= Paccia gens =

Ancient Roman family

The gens Paccia, occasionally written Pactia, was a minor plebeian family at ancient Rome. Only a few members of this gens achieved distinction in the Roman state, of whom the most illustrious was Gaius Paccius Africanus, consul in AD 67.

==Origin==
The nomen Paccius is a patronymic surname, derived from an Oscan praenomen, found as Paccius or Paquius, frequently found among the Samnites. The Roman Paccii would therefore seem to have been of Samnite, or at least Oscan descent. Because the praenomen and the gentile name shared the same form, it is difficult to determine in some cases whether the name was the bearer's praenomen or nomen.

==Members==

- Marcus Paccius, described by Cicero as a friend of Titus Pomponius Atticus.
- Paccius Antiochus, a physician who lived during the early part of the first century.

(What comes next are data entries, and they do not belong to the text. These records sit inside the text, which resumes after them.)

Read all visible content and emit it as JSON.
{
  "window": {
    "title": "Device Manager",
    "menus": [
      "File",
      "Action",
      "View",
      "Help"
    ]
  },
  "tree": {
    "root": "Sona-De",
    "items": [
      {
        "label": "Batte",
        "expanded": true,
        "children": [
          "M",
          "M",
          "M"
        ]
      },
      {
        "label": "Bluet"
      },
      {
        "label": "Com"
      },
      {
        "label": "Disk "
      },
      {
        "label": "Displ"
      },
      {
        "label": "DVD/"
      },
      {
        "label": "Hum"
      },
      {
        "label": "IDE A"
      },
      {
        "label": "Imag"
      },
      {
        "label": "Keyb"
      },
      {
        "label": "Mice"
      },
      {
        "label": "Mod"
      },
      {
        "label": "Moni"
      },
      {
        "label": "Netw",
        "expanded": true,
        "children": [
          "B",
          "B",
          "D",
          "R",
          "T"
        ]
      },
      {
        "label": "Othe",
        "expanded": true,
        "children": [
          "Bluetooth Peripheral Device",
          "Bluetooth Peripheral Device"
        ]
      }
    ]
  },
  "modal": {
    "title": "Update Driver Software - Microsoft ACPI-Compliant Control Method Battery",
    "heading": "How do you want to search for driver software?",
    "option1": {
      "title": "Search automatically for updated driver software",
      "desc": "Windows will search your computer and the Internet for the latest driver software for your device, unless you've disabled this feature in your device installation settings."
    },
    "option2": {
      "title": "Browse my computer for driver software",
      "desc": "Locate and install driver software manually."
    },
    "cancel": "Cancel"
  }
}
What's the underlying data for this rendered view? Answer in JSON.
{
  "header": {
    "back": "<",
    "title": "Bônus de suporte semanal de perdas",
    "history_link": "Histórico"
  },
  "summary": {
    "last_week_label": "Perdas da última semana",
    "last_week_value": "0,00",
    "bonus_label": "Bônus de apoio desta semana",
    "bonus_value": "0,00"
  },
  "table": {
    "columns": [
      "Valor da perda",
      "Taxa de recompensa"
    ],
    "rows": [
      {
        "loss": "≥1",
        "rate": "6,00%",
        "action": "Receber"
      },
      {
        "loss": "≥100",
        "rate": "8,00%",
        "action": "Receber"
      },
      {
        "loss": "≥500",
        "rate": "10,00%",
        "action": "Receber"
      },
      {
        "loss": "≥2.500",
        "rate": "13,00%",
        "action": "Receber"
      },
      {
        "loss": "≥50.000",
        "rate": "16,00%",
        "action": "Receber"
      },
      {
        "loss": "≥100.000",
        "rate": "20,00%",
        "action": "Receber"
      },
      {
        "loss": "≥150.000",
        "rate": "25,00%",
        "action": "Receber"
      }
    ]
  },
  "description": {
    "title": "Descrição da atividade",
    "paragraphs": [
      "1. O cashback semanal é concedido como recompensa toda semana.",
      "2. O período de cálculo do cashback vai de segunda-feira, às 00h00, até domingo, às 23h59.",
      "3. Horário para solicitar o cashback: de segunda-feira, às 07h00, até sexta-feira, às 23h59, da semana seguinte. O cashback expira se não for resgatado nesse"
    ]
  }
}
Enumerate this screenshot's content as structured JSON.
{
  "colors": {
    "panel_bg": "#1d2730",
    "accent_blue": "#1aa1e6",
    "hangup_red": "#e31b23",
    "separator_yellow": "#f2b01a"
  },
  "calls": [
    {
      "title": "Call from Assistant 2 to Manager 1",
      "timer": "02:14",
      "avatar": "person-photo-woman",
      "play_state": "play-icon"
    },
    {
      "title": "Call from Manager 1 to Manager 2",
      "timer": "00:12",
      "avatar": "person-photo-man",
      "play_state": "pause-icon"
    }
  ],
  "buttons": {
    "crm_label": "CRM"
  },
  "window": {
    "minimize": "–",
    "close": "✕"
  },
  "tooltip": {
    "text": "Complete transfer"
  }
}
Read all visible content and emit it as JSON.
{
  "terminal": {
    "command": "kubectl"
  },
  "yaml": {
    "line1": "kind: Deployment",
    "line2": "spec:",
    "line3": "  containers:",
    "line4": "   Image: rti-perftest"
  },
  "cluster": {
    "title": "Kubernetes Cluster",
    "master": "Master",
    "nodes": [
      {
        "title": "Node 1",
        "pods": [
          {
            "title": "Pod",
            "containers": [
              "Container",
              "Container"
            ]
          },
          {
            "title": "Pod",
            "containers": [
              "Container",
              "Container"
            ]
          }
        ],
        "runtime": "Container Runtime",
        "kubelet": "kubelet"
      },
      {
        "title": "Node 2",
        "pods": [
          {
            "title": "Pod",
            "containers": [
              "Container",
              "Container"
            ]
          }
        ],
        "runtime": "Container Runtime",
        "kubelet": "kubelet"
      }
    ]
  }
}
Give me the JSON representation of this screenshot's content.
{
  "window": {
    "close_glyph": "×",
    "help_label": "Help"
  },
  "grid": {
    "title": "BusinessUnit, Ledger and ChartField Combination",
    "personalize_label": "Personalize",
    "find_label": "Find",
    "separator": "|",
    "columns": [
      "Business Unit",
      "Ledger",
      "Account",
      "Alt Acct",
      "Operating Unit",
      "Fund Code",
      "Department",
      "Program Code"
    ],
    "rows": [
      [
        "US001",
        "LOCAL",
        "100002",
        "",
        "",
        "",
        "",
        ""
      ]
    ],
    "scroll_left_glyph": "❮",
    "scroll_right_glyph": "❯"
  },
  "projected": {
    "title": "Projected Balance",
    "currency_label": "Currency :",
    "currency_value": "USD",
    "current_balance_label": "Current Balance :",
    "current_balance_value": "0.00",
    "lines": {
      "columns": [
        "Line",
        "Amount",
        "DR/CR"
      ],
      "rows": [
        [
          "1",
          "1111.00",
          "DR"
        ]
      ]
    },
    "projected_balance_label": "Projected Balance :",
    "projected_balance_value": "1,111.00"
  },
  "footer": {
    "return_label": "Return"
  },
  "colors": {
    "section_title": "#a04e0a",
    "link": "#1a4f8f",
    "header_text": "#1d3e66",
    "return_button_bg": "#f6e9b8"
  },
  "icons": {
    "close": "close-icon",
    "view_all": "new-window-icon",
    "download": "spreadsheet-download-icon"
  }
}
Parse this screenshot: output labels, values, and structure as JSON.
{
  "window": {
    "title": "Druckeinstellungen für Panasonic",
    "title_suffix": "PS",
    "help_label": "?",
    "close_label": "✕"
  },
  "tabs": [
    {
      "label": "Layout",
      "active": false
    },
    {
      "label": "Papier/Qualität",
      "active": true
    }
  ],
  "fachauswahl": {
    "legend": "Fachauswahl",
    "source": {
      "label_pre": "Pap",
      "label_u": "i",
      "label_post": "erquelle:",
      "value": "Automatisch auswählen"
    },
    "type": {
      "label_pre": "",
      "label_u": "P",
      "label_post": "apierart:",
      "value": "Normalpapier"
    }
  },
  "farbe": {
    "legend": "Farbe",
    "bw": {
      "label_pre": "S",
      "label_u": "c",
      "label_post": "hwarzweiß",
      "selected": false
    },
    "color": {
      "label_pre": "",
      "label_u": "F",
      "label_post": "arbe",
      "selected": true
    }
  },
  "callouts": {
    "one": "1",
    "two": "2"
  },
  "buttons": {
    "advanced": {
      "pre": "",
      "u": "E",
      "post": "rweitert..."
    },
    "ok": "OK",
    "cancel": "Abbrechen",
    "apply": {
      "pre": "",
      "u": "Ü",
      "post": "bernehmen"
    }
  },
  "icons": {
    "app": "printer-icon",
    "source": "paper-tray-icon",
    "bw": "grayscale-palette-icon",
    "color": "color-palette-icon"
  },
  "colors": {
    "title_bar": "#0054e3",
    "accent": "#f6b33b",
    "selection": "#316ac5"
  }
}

He was a student of Philonides of Catana, and was well known for his medicinal preparations, some of which were quoted by Galen. He became wealthy from the sale of a particular medicine, the formula of which he left to the emperor Tiberius.
- Paccius Orfitus, a centurion primus pilus in the army of Gnaeus Domitius Corbulo, during the reign of Nero.
- Gaius Paccius Africanus, consul suffectus ex Kal. Jul. in AD 67. He was an ally of the emperor Vitellius, and was expelled from the senate after the emperor's death; restored to favour under Vespasian, Paccius was appointed Proconsul of Africa in 77.
- Gaius Paccius C. f., one of the decemvirs charged with holding a religious festival at Tarracina in Latium.
- Gaius Paccius C. l. Anoptes, a freedman mentioned in an inscription from Tarracina.
- Marcus Paccius Silvanus Quintus Coredius Gallus Gargilius Antiquus, consul suffectus from May to June in AD 119.
- Paccia Marciana, the first wife of Septimius Severus, died before her husband became emperor.